IL castello di cui vi parlerò oggi si trova a Landriano, un paesino della bassa padana, a metà strada tra Pavia, Lodi e Milano. Landriano è un piccolo paese, dall’apparenza anonima, se non celasse una leggenda all’interno del suo castello: la presenza di un fantasma di nome Janet. Già il nome la dice lunga sul presunto fantasma. Le prime notizie del maniero si possono far risalire all’anno 1000 e precisamente al 1037. Questa notizia riguarda la sua prima distruzione da parte dell’imperatore Corrado il Salico che era in lotta contro i milanesi. Il castello passò da residenza fortificata a palazzo signorile quando finì nelle mani dei Landriani, intorno all’XI secolo. Il castello è circondato da un fossato, le cui acque provengono dal fiume Lambro. Inoltre il castello è attualmente inaccessibile, purtroppo, in quanto è proprietà privata è vietata al pubblico. La nebbia che spesso avvolge le sue mura lo rendono ancora più suggestivo: fissando le finestre buie che lo caratterizzano come un inquietante grande fratello scrutativo, è quasi impossibile non pensare alla leggenda di Janet. Lady Janet sembra più il nome di una nobildonna inglese più che di una donna del luogo. Ma è la stessa “Janet” (o il suo fantasma) a dire di chiamarsi così a chi ha la fortuna (o sfortuna, dipende dai punti di vista) di incontrarla.
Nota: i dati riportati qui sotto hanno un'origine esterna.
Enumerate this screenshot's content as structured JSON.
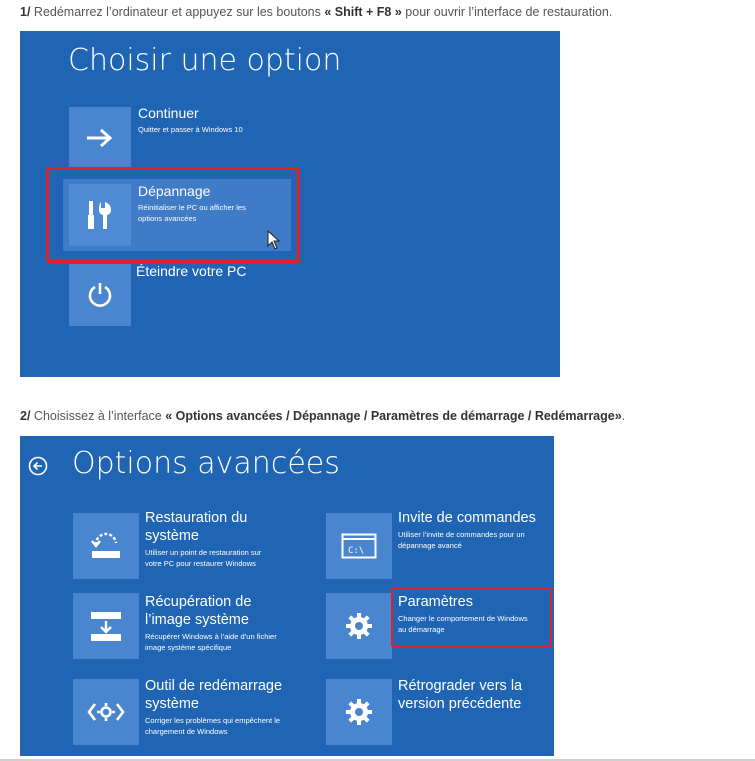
{
  "step1": {
    "number": "1/",
    "text_before": " Redémarrez l’ordinateur et appuyez sur les boutons ",
    "keys": "« Shift + F8 »",
    "text_after": " pour ouvrir l’interface de restauration."
  },
  "screen1": {
    "title": "Choisir une option",
    "options": [
      {
        "icon": "arrow-right-icon",
        "title": "Continuer",
        "desc": [
          "Quitter et passer à Windows 10"
        ]
      },
      {
        "icon": "tools-icon",
        "title": "Dépannage",
        "desc": [
          "Réinitialiser le PC ou afficher les",
          "options avancées"
        ]
      },
      {
        "icon": "power-icon",
        "title": "Éteindre votre PC",
        "desc": []
      }
    ]
  },
  "step2": {
    "number": "2/",
    "text_before": " Choisissez à l’interface ",
    "path": "« Options avancées / Dépannage / Paramètres de démarrage / Redémarrage»",
    "text_after": "."
  },
  "screen2": {
    "title": "Options avancées",
    "options": [
      {
        "icon": "system-restore-icon",
        "title": [
          "Restauration du",
          "système"
        ],
        "desc": [
          "Utiliser un point de restauration sur",
          "votre PC pour restaurer Windows"
        ]
      },
      {
        "icon": "command-prompt-icon",
        "title": [
          "Invite de commandes"
        ],
        "desc": [
          "Utiliser l’invite de commandes pour un",
          "dépannage avancé"
        ]
      },
      {
        "icon": "image-recovery-icon",
        "title": [
          "Récupération de",
          "l’image système"
        ],
        "desc": [
          "Récupérer Windows à l’aide d’un fichier",
          "image système spécifique"
        ]
      },
      {
        "icon": "gear-icon",
        "title": [
          "Paramètres"
        ],
        "desc": [
          "Changer le comportement de Windows",
          "au démarrage"
        ]
      },
      {
        "icon": "startup-repair-icon",
        "title": [
          "Outil de redémarrage",
          "système"
        ],
        "desc": [
          "Corriger les problèmes qui empêchent le",
          "chargement de Windows"
        ]
      },
      {
        "icon": "gear-icon",
        "title": [
          "Rétrograder vers la",
          "version précédente"
        ],
        "desc": []
      }
    ],
    "cmd_label": "C:\\"
  },
  "colors": {
    "screen_bg": "#1f65b3",
    "tile_bg": "#4a86cf",
    "highlight": "#e0212b"
  }
}
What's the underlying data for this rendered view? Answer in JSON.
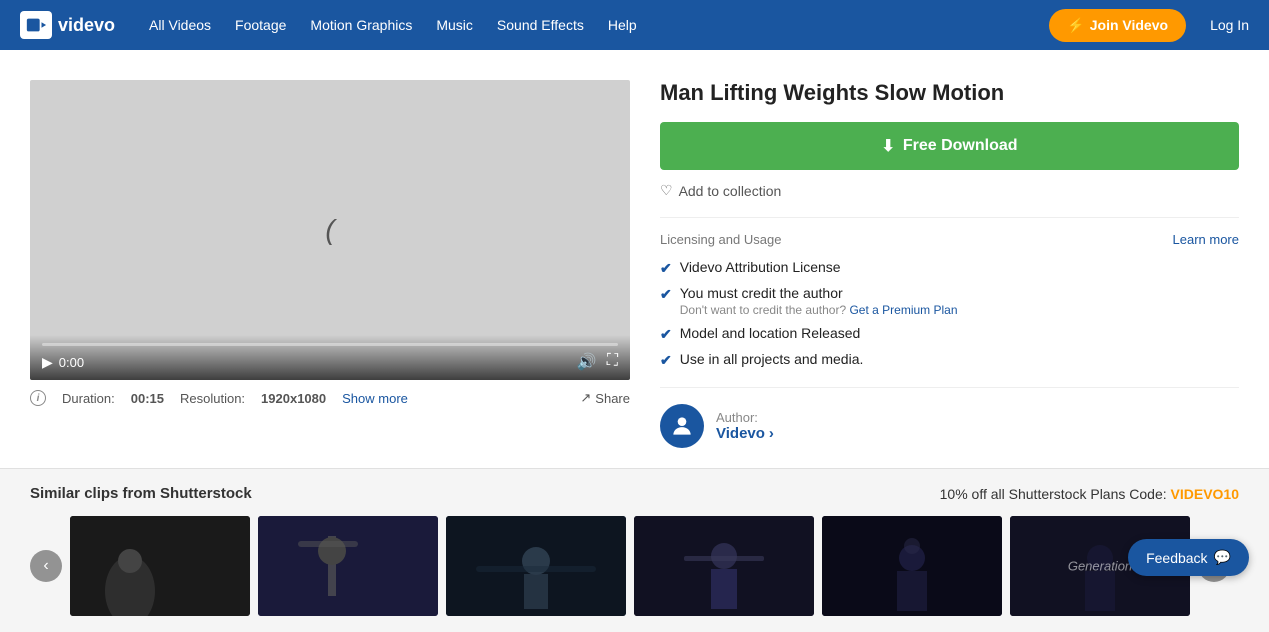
{
  "navbar": {
    "logo_text": "videvo",
    "links": [
      {
        "label": "All Videos",
        "id": "all-videos"
      },
      {
        "label": "Footage",
        "id": "footage"
      },
      {
        "label": "Motion Graphics",
        "id": "motion-graphics"
      },
      {
        "label": "Music",
        "id": "music"
      },
      {
        "label": "Sound Effects",
        "id": "sound-effects"
      },
      {
        "label": "Help",
        "id": "help"
      }
    ],
    "join_label": "Join Videvo",
    "login_label": "Log In"
  },
  "video": {
    "title": "Man Lifting Weights Slow Motion",
    "duration_label": "Duration:",
    "duration_value": "00:15",
    "resolution_label": "Resolution:",
    "resolution_value": "1920x1080",
    "show_more": "Show more",
    "share_label": "Share",
    "time_display": "0:00",
    "cursor_char": "("
  },
  "download": {
    "button_label": "Free Download",
    "add_collection_label": "Add to collection"
  },
  "licensing": {
    "title": "Licensing and Usage",
    "learn_more": "Learn more",
    "items": [
      {
        "id": "attribution",
        "text": "Videvo Attribution License",
        "sub": null
      },
      {
        "id": "credit",
        "text": "You must credit the author",
        "sub": "Don't want to credit the author? Get a Premium Plan"
      },
      {
        "id": "model",
        "text": "Model and location Released",
        "sub": null
      },
      {
        "id": "projects",
        "text": "Use in all projects and media.",
        "sub": null
      }
    ],
    "premium_link_text": "Get a Premium Plan",
    "credit_prefix": "Don't want to credit the author?"
  },
  "author": {
    "label": "Author:",
    "name": "Videvo",
    "arrow": "›"
  },
  "shutterstock": {
    "section_title": "Similar clips from Shutterstock",
    "promo_text": "10% off all Shutterstock Plans",
    "code_label": "Code:",
    "promo_code": "VIDEVO10"
  },
  "feedback": {
    "label": "Feedback"
  },
  "icons": {
    "download": "⬇",
    "heart": "♡",
    "check": "✔",
    "lightning": "⚡",
    "share": "↗",
    "play": "▶",
    "volume": "🔊",
    "fullscreen": "⛶",
    "left_arrow": "‹",
    "right_arrow": "›",
    "camera": "📷",
    "chat": "💬"
  }
}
La leggenda narra che Janet era una strega, bruciata in un rogo nella piazza antistante il castello, la medesima che attualmente è adibita a giardinetto per bambini. Le leggende però sappiamo hanno pur sempre un fondo di verità. Janet sarebbe in realtà una nobildonna locale, Giannetta Landriani, ammazzata con l’accusa di stregoneria nel XVI secolo. Fu il generale Lautrec, durante la sua occupazione, che ordinò l’uccisione di tutte le streghe in Lombardia. C’è invece chi sostiene un’altra versione. Giannetta era semplicemente una “herbaria” (un’odierna erborista), nome col quale al tempo venivano chiamate le donne che erano molto esperte e brave nell’arte dei medicamenti naturali e delle cure fitoterapiche. Infatti Giannetta, in dialetto pavese, si pronuncia Giànét: da qui il nome Janet. La storia narra che, se ci si avvicina al castello, è possibile imbattersi nel fantasma di Janet: un dolce canto ne preannuncia il suo arrivo o comparsa. Essa pronuncerebbe antiche parole medievali che farebbero rivivere la sofferenza della sua morte. Le numerosi apparizioni della donna e la forza di esse si dice che siano dovute alla posizione particolare in cui è ubicato il castello: una sorta di isolotto in mezzo al fiume Lambro. Si pensa che le correnti magnetiche del fiume siano in grado di infondere energia al fantasma della stessa Janet permettendogli l’apparizione frequente.

Purtroppo il castello di Landriano è rimasto per parecchi anni inagibile: solo da poco è stato provveduto alla sua ristrutturazione. Ed è per questo che è impossibile fare indagini all’interno dello stesso ma ci si può avvicinare al cancello d’ingresso sperando in un’apparizione di Giannetta. Janet si materializzerebbe ogni qual volta qualche d’uno si avvicini alla proprietà. A volte si scorge solo il suo viso, altre volte una figura luminosa. Solitamente il suo spirito sarebbe innocuo anche se raramente è accaduto che abbia mostrato il suo lato più tetro ed aggressivo, capace di ipnotizzare o far cadere in una sorta di trance tutti quelli che si sono avvicinati un po’ troppo al castello. La poveretta vaga nel suo castello perché è all’eterna ricerca di pace che non riesce a trovare altrove. Se passate da queste parti, anche se non potete entrare, cacciate un occhio all’entrata: chissà che Janet non decida di manifestarsi!